Enfin, pour assurer la confiance dans le cas d’un éventuel compromis, tous les modes de scrutin doivent conserver "une trace écrite pouvant être vérifiée et contrôlée ainsi que le principe du bulletin papier". En réalité, les citoyens américains éprouvent un sentiment justifié de scepticisme quant à la sécurité des applications mobiles et la confidentialité de leurs données. Ils sont régulièrement les témoins d’un usage abusif et d’une mauvaise gestion des données (Facebook, Capital One…), et de cyberattaques fructueuses à l’encontre d’autres entités considérées par beaucoup comme étant plus fiables, telles qu’Equifax, la Defense Information Systems Agency ou encore l’Office of Personnel Management. 
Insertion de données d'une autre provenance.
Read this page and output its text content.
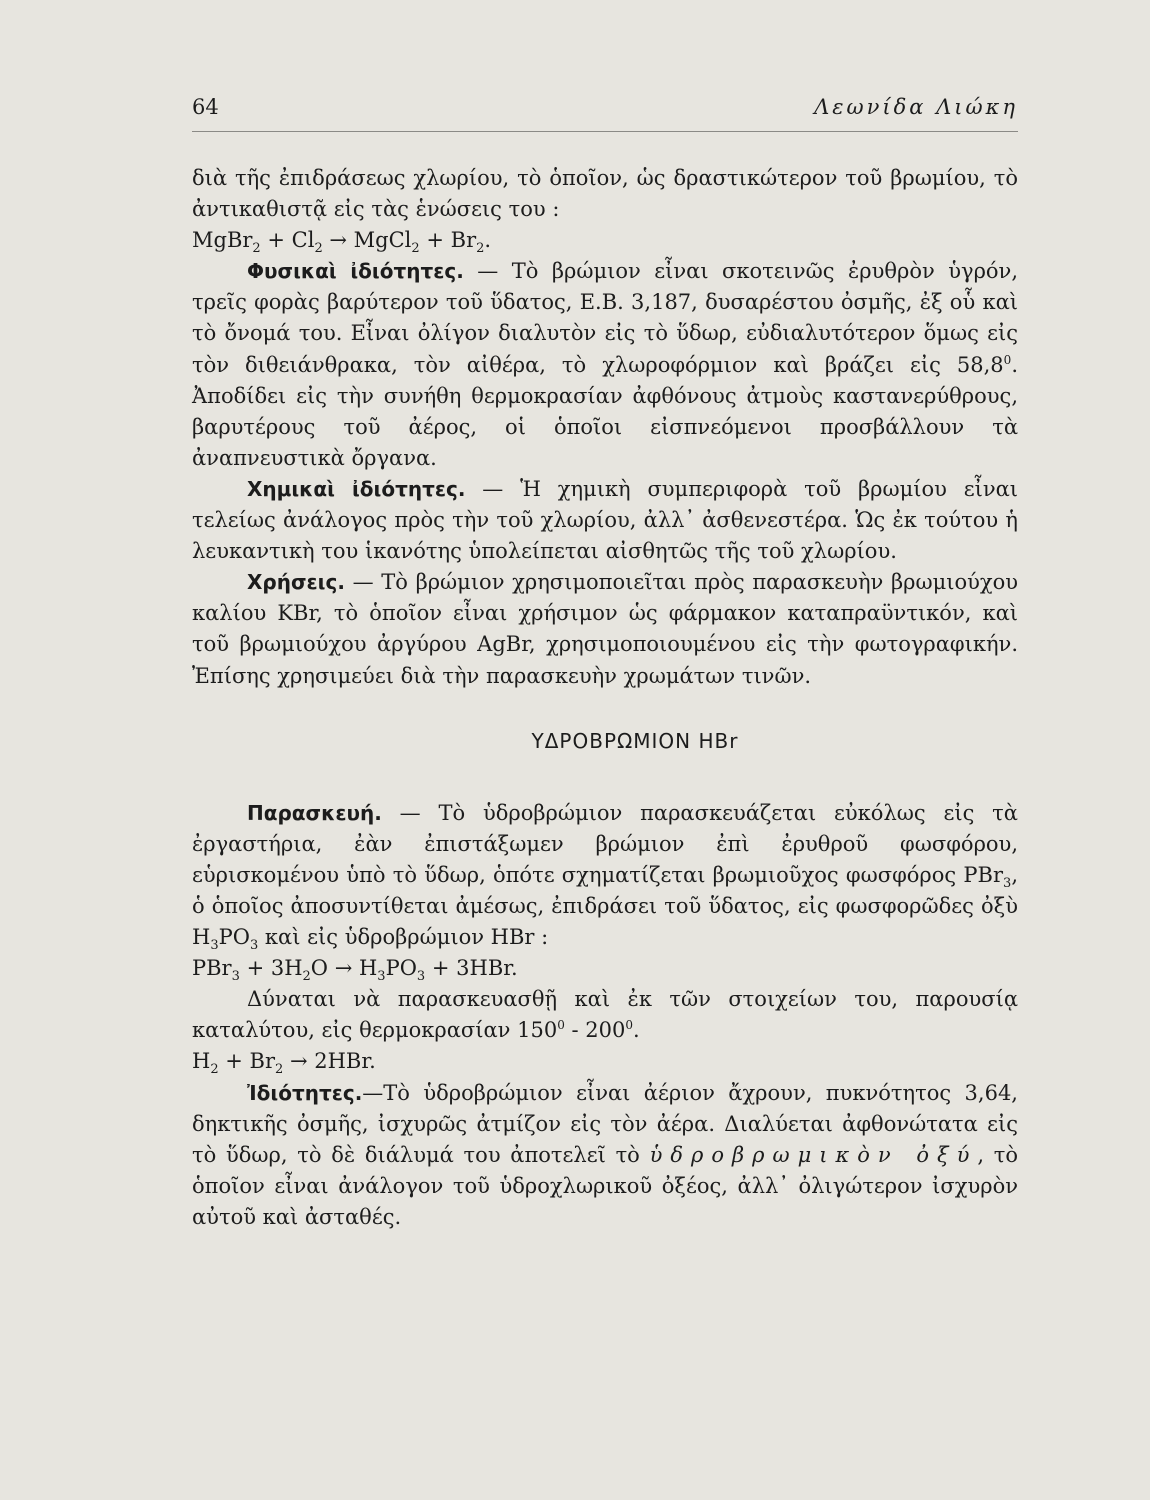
64	Λεωνίδα Λιώκη

διὰ τῆς ἐπιδράσεως χλωρίου, τὸ ὁποῖον, ὡς δραστικώτερον τοῦ βρωμίου, τὸ ἀντικαθιστᾷ εἰς τὰς ἑνώσεις του :

MgBr$_2$ + $Cl_2$ → MgCl$_2$ + $Br_2$.

Φυσικαὶ ἰδιότητες. — Τὸ βρώμιον εἶναι σκοτεινῶς ἐρυθρὸν ὑγρόν, τρεῖς φορὰς βαρύτερον τοῦ ὕδατος, Ε.Β. 3,187, δυσαρέστου ὀσμῆς, ἐξ οὗ καὶ τὸ ὄνομά του. Εἶναι ὀλίγον διαλυτὸν εἰς τὸ ὕδωρ, εὐδιαλυτότερον ὅμως εἰς τὸν διθειάνθρακα, τὸν αἰθέρα, τὸ χλωροφόρμιον καὶ βράζει εἰς 58,8$^0$. Ἀποδίδει εἰς τὴν συνήθη θερμοκρασίαν ἀφθόνους ἀτμοὺς καστανερύθρους, βαρυτέρους τοῦ ἀέρος, οἱ ὁποῖοι εἰσπνεόμενοι προσβάλλουν τὰ ἀναπνευστικὰ ὄργανα.

Χημικαὶ ἰδιότητες. — Ἡ χημικὴ συμπεριφορὰ τοῦ βρωμίου εἶναι τελείως ἀνάλογος πρὸς τὴν τοῦ χλωρίου, ἀλλ᾽ ἀσθενεστέρα. Ὡς ἐκ τούτου ἡ λευκαντικὴ του ἱκανότης ὑπολείπεται αἰσθητῶς τῆς τοῦ χλωρίου.

Χρήσεις. — Τὸ βρώμιον χρησιμοποιεῖται πρὸς παρασκευὴν βρωμιούχου καλίου KBr, τὸ ὁποῖον εἶναι χρήσιμον ὡς φάρμακον καταπραϋντικόν, καὶ τοῦ βρωμιούχου ἀργύρου AgBr, χρησιμοποιουμένου εἰς τὴν φωτογραφικήν. Ἐπίσης χρησιμεύει διὰ τὴν παρασκευὴν χρωμάτων τινῶν.

ΥΔΡΟΒΡΩΜΙΟΝ HBr

Παρασκευή. — Τὸ ὑδροβρώμιον παρασκευάζεται εὐκόλως εἰς τὰ ἐργαστήρια, ἐὰν ἐπιστάξωμεν βρώμιον ἐπὶ ἐρυθροῦ φωσφόρου, εὑρισκομένου ὑπὸ τὸ ὕδωρ, ὁπότε σχηματίζεται βρωμιοῦχος φωσφόρος PBr$_3$, ὁ ὁποῖος ἀποσυντίθεται ἀμέσως, ἐπιδράσει τοῦ ὕδατος, εἰς φωσφορῶδες ὀξὺ $H_3PO_3$ καὶ εἰς ὑδροβρώμιον HBr :

$PBr_3 + 3H_2O \to H_3PO_3 + 3HBr$.

Δύναται νὰ παρασκευασθῇ καὶ ἐκ τῶν στοιχείων του, παρουσίᾳ καταλύτου, εἰς θερμοκρασίαν $150^0 - 200^0$.

$H_2 + Br_2 \to 2HBr$.

Ἰδιότητες.—Τὸ ὑδροβρώμιον εἶναι ἀέριον ἄχρουν, πυκνότητος 3,64, δηκτικῆς ὀσμῆς, ἰσχυρῶς ἀτμίζον εἰς τὸν ἀέρα. Διαλύεται ἀφθονώτατα εἰς τὸ ὕδωρ, τὸ δὲ διάλυμά του ἀποτελεῖ τὸ ὑδροβρωμικὸν ὀξύ, τὸ ὁποῖον εἶναι ἀνάλογον τοῦ ὑδροχλωρικοῦ ὀξέος, ἀλλ᾽ ὀλιγώτερον ἰσχυρὸν αὐτοῦ καὶ ἀσταθές.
En France, le principe du vote électronique a été utilisé lors des élections législatives et présidentielles en 2012 et 2014 pour les Français vivant à l’étranger. Cependant, les votes de l’édition 2014 ont dû être annulés à cause de suspicions de piratage, et le système a donc été mis en suspens, d’autant plus que le Conseil Constitutionnel et la Conseil d’Etat trouvaient que le symbolisme et la solennité du vote étaient perdu par voie électronique. Cela montre le chemin qui reste à parcourir dans notre démocratie, intellectuellement aussi bien que techniquement, avant de voir émerger une possibilité réelle de voter sans se déplacer. Les Français semblent pourtant plutôt réceptifs à l’idée, puisqu’en 2015 déjà, 58% des abstentionnistes expliquaient qu’ils auraient voté s’ils avaient eu la possibilité de le faire à distance (Harris interactive). Ce chiffre montait même à 79% pour la catégorie des 18-24 ans, signe qu’une nouvelle génération plus connectée arrive avec de nouvelles attentes, ne comprenant pas pourquoi il ne serait pas possible de voter de façon électronique quand on peut déclarer ses impôts, acheter un appartement, trader des actions ou même soigner en ligne.

Alors que les États-Unis et le reste du monde entrent dans l’ère de la démocratie numérique, l’obligation d’utiliser les outils les plus sophistiqués n’a jamais été aussi évidente. De la blockchain et la validation des données jusqu’aux technologies de l’IA permettant d’avoir une visibilité complète du transfert de toutes les données à travers les réseaux d’entreprises, ces outils doivent garantir la sécurité des élections, des recensements et de toute activité gouvernementale qui dépend d’Internet.

Nous devons avancer prudemment. La démocratie est un processus délicat, et il n’existe pas de solution à court terme à cette modification fondamentale de nos habitudes. Les traces écrites sont nécessaires pour préserver la confiance des citoyens à l’heure actuelle, tandis que les technologies de sécurité avancées sont essentielles pour guider la démocratie de façon sereine à travers un futur de plus en plus incertain. Afin de maintenir la distanciation sociale tout en permettant une plus grande participation des électeurs, les bulletins de vote postaux associés aux mesures de vérification appropriées pourraient rester la solution la plus prometteuse et la plus sécurisée à court terme.